AWS Network firewall is deployed as an endpoint similar to VPC endpoint with a big difference in that it can be used as a target in the VPC route table.
At this core, Network Firewall provides a routing and stateful inspection ability of ingress and egress subnet traffic.
You can use Network Firewall in conjunction with AWS Guard Duty to deploy a IPS solution that not just detects but also responds to threats in real-time.
Related Reading: AWS Network Firewall Interview Guide
Amazon GuardDuty is a managed threat detection service that continuously monitors your AWS account for malicious activities. Guard Duty surfaces potential security issues that can indicate a compromised workload, instance or credentials.
Guard Duty leverages several data sources from the target AWS account such as cloud trail events, logs generated by various services and workloads and analyzes them using continuously updated threat patterns and threat intelligence feeds. GuardDuty is a valuable service in building IDS/IPS on AWS since it provides continuous monitoring, threat detection, and automated response capabilities
AWS Web Application Firewall
AWS WAF is a web application firewall that helps protect your applications against threats and intrusions due to common web exploits. AWS WAF can protect AWS CloudFront, AWS Load Balancer, API Gateway and AWS AppSync from malicious ingress traffic.
WAF can be deployed with AWS managed rulesets or your custom rules to protect your web applications and endpoints.
AWS Security Hub
AWS Security Hub helps continuously aggregate security findings from different AWS services such as Guard Duty, Inspector and WAF. It provides a unified console view for customers to easily identify and investigate potential security issues across their entire environment.
How to implement IDS/IPS on AWS
Pattern 1: EC2 with Suricata on AWS
In this pattern, you deploy Suricata, an open-source IDS on an EC2 instance, and use VPC’s traffic mirroring feature to make for troubleshooting, content inspection, and threat monitoring via Suricata.
This AWS quickstart provides CloudFormation templates for reference deployments and walks through the architecture, planning, and configuration of this solution.
Related Reading: AWS VPC Best Practices Guide
Pattern 2: IDS & IPS Using AWS Network Firewall and Amazon GuardDuty
This blog post from AWS presents a pattern to leverage AWS Network Firewall and GuardDuty to rapidly detect and contain the impact of security events while allowing additional time for follow-up investigations and analysis.

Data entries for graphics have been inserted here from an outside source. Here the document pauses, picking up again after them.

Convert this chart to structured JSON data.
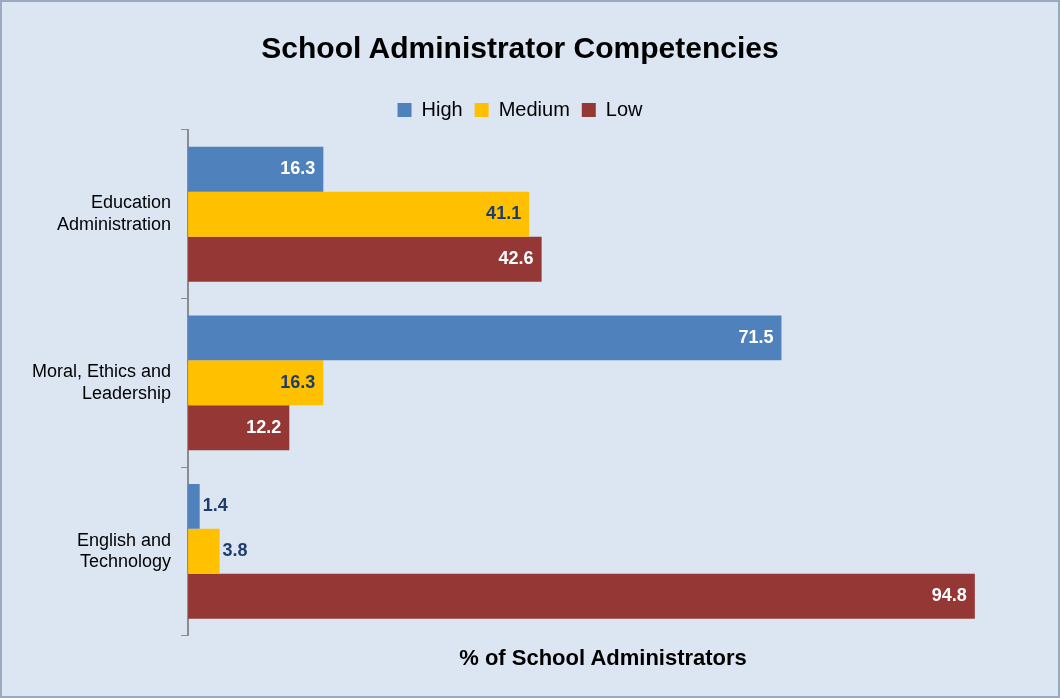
{
  "chart_data": {
    "type": "bar",
    "orientation": "horizontal",
    "title": "School Administrator Competencies",
    "xlabel": "% of School Administrators",
    "categories": [
      "Education Administration",
      "Moral, Ethics and Leadership",
      "English and Technology"
    ],
    "series": [
      {
        "name": "High",
        "color": "#4f81bd",
        "values": [
          16.3,
          71.5,
          1.4
        ]
      },
      {
        "name": "Medium",
        "color": "#ffc000",
        "values": [
          41.1,
          16.3,
          3.8
        ]
      },
      {
        "name": "Low",
        "color": "#953735",
        "values": [
          42.6,
          12.2,
          94.8
        ]
      }
    ],
    "data_labels": true,
    "legend": "top",
    "grid": false,
    "tick_labels": "y"
  }
}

In this pattern, the response steps to block ingress and egress traffic from/to the malicious source are coded as Step Function Lambdas and are invoked on GuardDuty’s detection of potential threats.

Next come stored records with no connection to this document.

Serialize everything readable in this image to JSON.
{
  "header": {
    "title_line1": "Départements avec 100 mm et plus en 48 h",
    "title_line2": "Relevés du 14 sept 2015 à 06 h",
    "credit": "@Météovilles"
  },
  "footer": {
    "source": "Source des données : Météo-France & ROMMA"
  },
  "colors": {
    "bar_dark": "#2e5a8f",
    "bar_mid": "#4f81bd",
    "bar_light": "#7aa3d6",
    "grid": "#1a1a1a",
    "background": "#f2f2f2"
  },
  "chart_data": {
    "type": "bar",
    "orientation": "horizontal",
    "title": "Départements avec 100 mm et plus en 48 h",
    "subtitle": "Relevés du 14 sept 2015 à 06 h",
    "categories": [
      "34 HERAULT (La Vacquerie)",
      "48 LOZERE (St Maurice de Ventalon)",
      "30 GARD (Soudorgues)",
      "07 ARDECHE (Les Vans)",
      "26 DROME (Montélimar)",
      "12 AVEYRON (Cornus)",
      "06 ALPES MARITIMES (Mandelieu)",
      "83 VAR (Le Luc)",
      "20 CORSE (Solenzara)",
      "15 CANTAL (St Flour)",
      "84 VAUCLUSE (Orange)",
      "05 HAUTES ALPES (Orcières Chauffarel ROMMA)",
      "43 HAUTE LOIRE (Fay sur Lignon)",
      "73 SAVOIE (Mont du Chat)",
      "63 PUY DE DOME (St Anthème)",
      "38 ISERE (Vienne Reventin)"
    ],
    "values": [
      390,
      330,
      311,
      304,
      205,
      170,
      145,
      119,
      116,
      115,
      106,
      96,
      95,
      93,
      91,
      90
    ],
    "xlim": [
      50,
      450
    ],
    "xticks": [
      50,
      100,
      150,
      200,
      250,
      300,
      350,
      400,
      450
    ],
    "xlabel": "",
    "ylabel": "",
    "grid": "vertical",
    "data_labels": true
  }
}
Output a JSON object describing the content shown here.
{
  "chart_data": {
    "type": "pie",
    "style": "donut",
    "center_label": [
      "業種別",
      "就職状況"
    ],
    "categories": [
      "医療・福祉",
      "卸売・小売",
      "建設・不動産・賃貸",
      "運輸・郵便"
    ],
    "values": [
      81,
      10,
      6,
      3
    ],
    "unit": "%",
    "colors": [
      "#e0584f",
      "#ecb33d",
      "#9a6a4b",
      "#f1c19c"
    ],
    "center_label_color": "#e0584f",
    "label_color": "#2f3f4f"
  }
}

Pattern 3: Automated Security Response with AWS Security Hub
This add-on solution by AWS works with AWS Security Hub to help you quickly react to threats by configuring remediation actions based on your industry’s compliance standards or your requirements.

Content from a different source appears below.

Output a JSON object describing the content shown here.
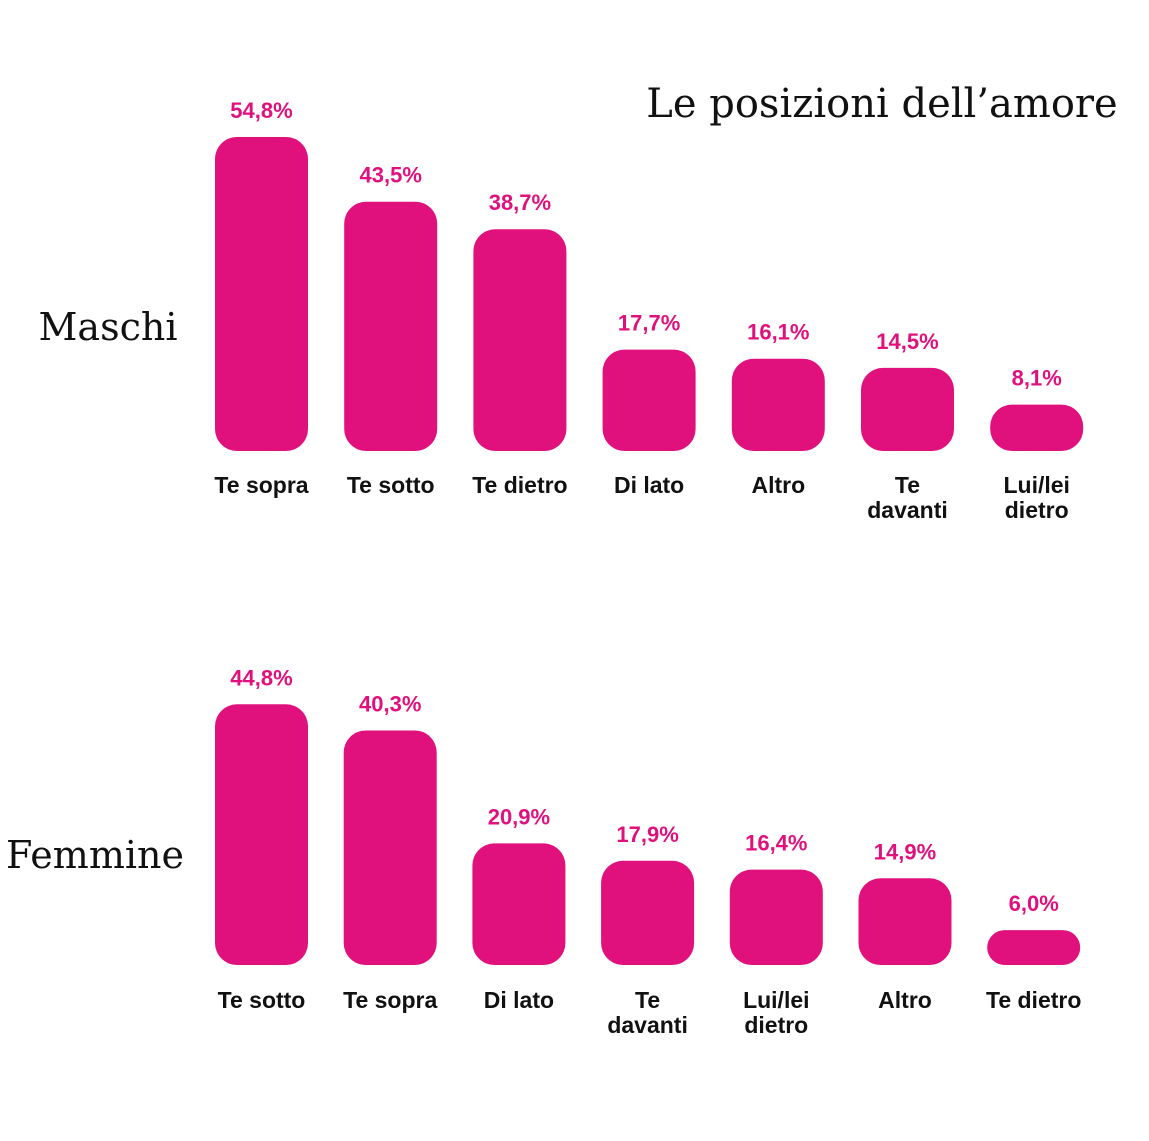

The solution comprises of four main workflows – detect, ingest, remediate, and log and leverages other AWS Services besides Security Hub such as CloudWatch, SSM, AWS Step Function, AWS Lambda and Amazon SNS.
AWS provides a wide range of security services that you can leverage to protect your AWS infrastructure and workloads from intrusions and attacks. IDS/IPS solutions on AWS can be deployed in many different ways depending on your requirements, industry compliance standards and the use case at hand. The best IDS/IPS on AWS really depends on your own security needs, environment and budget.